Chemists at The Ohio State University have developed the technology for making a one-atom-thick sheet of germanium, and found that it conducts electrons more than ten times faster than silicon and five times faster than conventional germanium.
The material’s structure is closely related to that of graphene—a much-touted two-dimensional material comprised of single layers of carbon atoms. As such, graphene shows unique properties compared to its more common multilayered counterpart, graphite. Graphene has yet to be used commercially, but experts have suggested that it could one day form faster computer chips, and maybe even function as a superconductor, so many labs are working to develop it.
Joshua Goldberger, assistant professor of chemistry at Ohio State, decided to take a different direction and focus on more traditional materials.
“Most people think of graphene as the electronic material of the future,” Goldberger said. “But silicon and germanium are still the materials of the present. Sixty years’ worth of brainpower has gone into developing techniques to make chips out of them. So we’ve been searching for unique forms of silicon and germanium with advantageous properties, to get the benefits of a new material but with less cost and using existing technology.”
In a paper published online in the journal ACS Nano, he and his colleagues describe how they were able to create a stable, single layer of germanium atoms. In this form, the crystalline material is called germanane.
Researchers have tried to create germanane before. This is the first time anyone has succeeded at growing sufficient quantities of it to measure the material’s properties in detail, and demonstrate that it is stable when exposed to air and water.
In nature, germanium tends to form multilayered crystals in which each atomic layer is bonded together; the single-atom layer is normally unstable. To get around this problem, Goldberger’s team created multi-layered germanium crystals with calcium atoms wedged between the layers. Then they dissolved away the calcium with water, and plugged the empty chemical bonds that were left behind with hydrogen. The result: they were able to peel off individual layers of germanane.
Studded with hydrogen atoms, germanane is even more chemically stable than traditional silicon. It won’t oxidize in air and water, as silicon does. That makes germanane easy to work with using conventional chip manufacturing techniques.

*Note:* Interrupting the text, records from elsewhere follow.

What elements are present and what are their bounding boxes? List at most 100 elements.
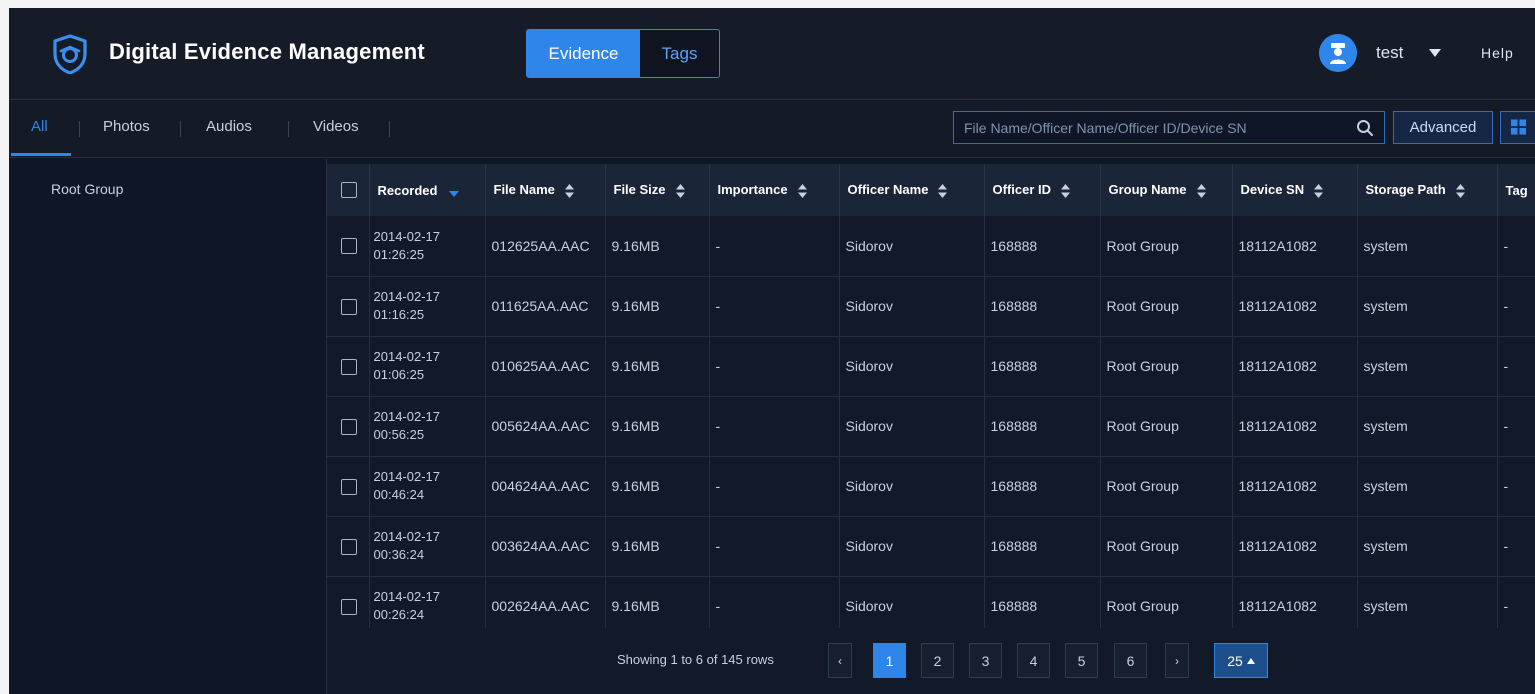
cell-officer-id: 168888 xyxy=(984,216,1101,277)
cell-file-name: 010625AA.AAC xyxy=(485,336,606,397)
page-button-4[interactable]: 4 xyxy=(1017,643,1050,678)
cell-officer-name: Sidorov xyxy=(839,516,985,577)
user-menu-caret-icon[interactable] xyxy=(1429,49,1441,57)
cell-importance: - xyxy=(709,576,840,637)
row-checkbox[interactable] xyxy=(341,358,357,375)
cell-recorded: 2014-02-17 01:26:25 xyxy=(369,216,486,277)
cell-file-size: 9.16MB xyxy=(605,576,710,637)
advanced-search-button[interactable]: Advanced xyxy=(1393,111,1493,144)
cell-storage-path: system xyxy=(1357,336,1498,397)
cell-officer-id: 168888 xyxy=(984,576,1101,637)
row-checkbox[interactable] xyxy=(341,538,357,555)
table-row[interactable]: 2014-02-17 01:16:25 011625AA.AAC 9.16MB - Si… xyxy=(327,276,1535,337)
page-button-1[interactable]: 1 xyxy=(873,643,906,678)
prev-page-button[interactable]: ‹ xyxy=(828,643,852,678)
cell-file-name: 003624AA.AAC xyxy=(485,516,606,577)
cell-officer-name: Sidorov xyxy=(839,276,985,337)
column-header-officer-id[interactable]: Officer ID xyxy=(984,164,1101,216)
cell-storage-path: system xyxy=(1357,216,1498,277)
select-all-checkbox[interactable] xyxy=(341,182,357,199)
row-select-cell xyxy=(327,396,370,457)
cell-tag: - xyxy=(1497,456,1535,517)
page-size-value: 25 xyxy=(1227,652,1243,669)
table-row[interactable]: 2014-02-17 00:56:25 005624AA.AAC 9.16MB - Si… xyxy=(327,396,1535,457)
username[interactable]: test xyxy=(1376,43,1403,63)
page-button-3[interactable]: 3 xyxy=(969,643,1002,678)
row-checkbox[interactable] xyxy=(341,238,357,255)
cell-device-sn: 18112A1082 xyxy=(1232,576,1358,637)
cell-officer-id: 168888 xyxy=(984,336,1101,397)
page-button-2[interactable]: 2 xyxy=(921,643,954,678)
column-header-file-size[interactable]: File Size xyxy=(605,164,710,216)
pagination-info: Showing 1 to 6 of 145 rows xyxy=(617,652,774,667)
cell-tag: - xyxy=(1497,516,1535,577)
filter-tab-all[interactable]: All xyxy=(31,118,48,135)
grid-view-icon[interactable] xyxy=(1500,111,1535,144)
evidence-table-area: Recorded File Name File Size Importance … xyxy=(327,159,1535,694)
row-select-cell xyxy=(327,276,370,337)
column-header-recorded[interactable]: Recorded xyxy=(369,164,486,216)
cell-tag: - xyxy=(1497,216,1535,277)
cell-importance: - xyxy=(709,216,840,277)
cell-recorded: 2014-02-17 00:36:24 xyxy=(369,516,486,577)
cell-group-name: Root Group xyxy=(1100,516,1233,577)
row-select-cell xyxy=(327,516,370,577)
filter-tab-audios[interactable]: Audios xyxy=(206,118,252,135)
page-size-dropdown[interactable]: 25 xyxy=(1214,643,1268,678)
cell-group-name: Root Group xyxy=(1100,216,1233,277)
cell-file-size: 9.16MB xyxy=(605,216,710,277)
row-select-cell xyxy=(327,456,370,517)
cell-file-name: 005624AA.AAC xyxy=(485,396,606,457)
tab-divider xyxy=(389,121,390,137)
row-checkbox[interactable] xyxy=(341,478,357,495)
cell-file-name: 002624AA.AAC xyxy=(485,576,606,637)
tab-tags[interactable]: Tags xyxy=(640,30,719,77)
table-row[interactable]: 2014-02-17 01:26:25 012625AA.AAC 9.16MB - Si… xyxy=(327,216,1535,277)
sort-icon xyxy=(675,183,685,198)
cell-officer-name: Sidorov xyxy=(839,216,985,277)
tab-evidence[interactable]: Evidence xyxy=(527,30,640,77)
search-input[interactable] xyxy=(954,112,1344,143)
row-checkbox[interactable] xyxy=(341,298,357,315)
column-header-storage-path[interactable]: Storage Path xyxy=(1357,164,1498,216)
table-row[interactable]: 2014-02-17 00:46:24 004624AA.AAC 9.16MB - Si… xyxy=(327,456,1535,517)
sort-icon xyxy=(564,183,574,198)
search-box xyxy=(953,111,1385,144)
cell-file-name: 011625AA.AAC xyxy=(485,276,606,337)
column-header-importance[interactable]: Importance xyxy=(709,164,840,216)
page-button-6[interactable]: 6 xyxy=(1114,643,1147,678)
next-page-button[interactable]: › xyxy=(1165,643,1189,678)
cell-file-size: 9.16MB xyxy=(605,516,710,577)
cell-file-size: 9.16MB xyxy=(605,336,710,397)
help-link[interactable]: Help xyxy=(1481,45,1514,61)
cell-recorded: 2014-02-17 00:26:24 xyxy=(369,576,486,637)
cell-officer-name: Sidorov xyxy=(839,576,985,637)
filter-tab-photos[interactable]: Photos xyxy=(103,118,150,135)
table-row[interactable]: 2014-02-17 00:26:24 002624AA.AAC 9.16MB - Si… xyxy=(327,576,1535,637)
filter-bar: All Photos Audios Videos Advanced xyxy=(9,101,1535,158)
cell-storage-path: system xyxy=(1357,276,1498,337)
table-row[interactable]: 2014-02-17 00:36:24 003624AA.AAC 9.16MB - Si… xyxy=(327,516,1535,577)
sort-icon xyxy=(1314,183,1324,198)
column-header-tag[interactable]: Tag xyxy=(1497,164,1535,216)
cell-storage-path: system xyxy=(1357,576,1498,637)
sort-icon xyxy=(797,183,807,198)
column-header-device-sn[interactable]: Device SN xyxy=(1232,164,1358,216)
column-header-file-name[interactable]: File Name xyxy=(485,164,606,216)
page-button-5[interactable]: 5 xyxy=(1065,643,1098,678)
table-row[interactable]: 2014-02-17 01:06:25 010625AA.AAC 9.16MB - Si… xyxy=(327,336,1535,397)
column-header-group-name[interactable]: Group Name xyxy=(1100,164,1233,216)
row-checkbox[interactable] xyxy=(341,418,357,435)
sort-icon xyxy=(1196,183,1206,198)
row-checkbox[interactable] xyxy=(341,598,357,615)
filter-tab-videos[interactable]: Videos xyxy=(313,118,359,135)
column-header-officer-name[interactable]: Officer Name xyxy=(839,164,985,216)
tree-item-root-group[interactable]: Root Group xyxy=(51,181,123,197)
officer-avatar-icon[interactable] xyxy=(1319,34,1357,72)
cell-importance: - xyxy=(709,516,840,577)
cell-device-sn: 18112A1082 xyxy=(1232,516,1358,577)
select-all-cell xyxy=(327,164,370,216)
search-icon[interactable] xyxy=(1356,119,1374,137)
cell-officer-id: 168888 xyxy=(984,276,1101,337)
table-body: 2014-02-17 01:26:25 012625AA.AAC 9.16MB - Si… xyxy=(327,216,1535,637)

The primary thing that makes germanane desirable for optoelectronics is that it has what scientists call a “direct band gap,” meaning that light is easily absorbed or emitted. Materials such as conventional silicon and germanium have indirect band gaps, meaning that it is much more difficult for the material to absorb or emit light.
“When you try to use a material with an indirect band gap on a solar cell, you have to make it pretty thick if you want enough energy to pass through it to be useful. A material with a direct band gap can do the same job with a piece of material 100 times thinner,” Goldberger said.
The first-ever transistors were crafted from germanium in the late 1940s, and they were about the size of a thumbnail. Though transistors have grown microscopic since then—with millions of them packed into every computer chip—germanium still holds potential to advance electronics, the study showed.
According to the researchers’ calculations, electrons can move through germanane ten times faster through silicon, and five times faster than through conventional germanium. The speed measurement is called electron mobility.
With its high mobility, germanane could thus carry the increased load in future high-powered computer chips.
“Mobility is important, because faster computer chips can only be made with faster mobility materials,” Golberger said. “When you shrink transistors down to small scales, you need to use higher mobility materials or the transistors will just not work,” Goldberger explained.
Next, the team is going to explore how to tune the properties of germanane by changing the configuration of the atoms in the single layer.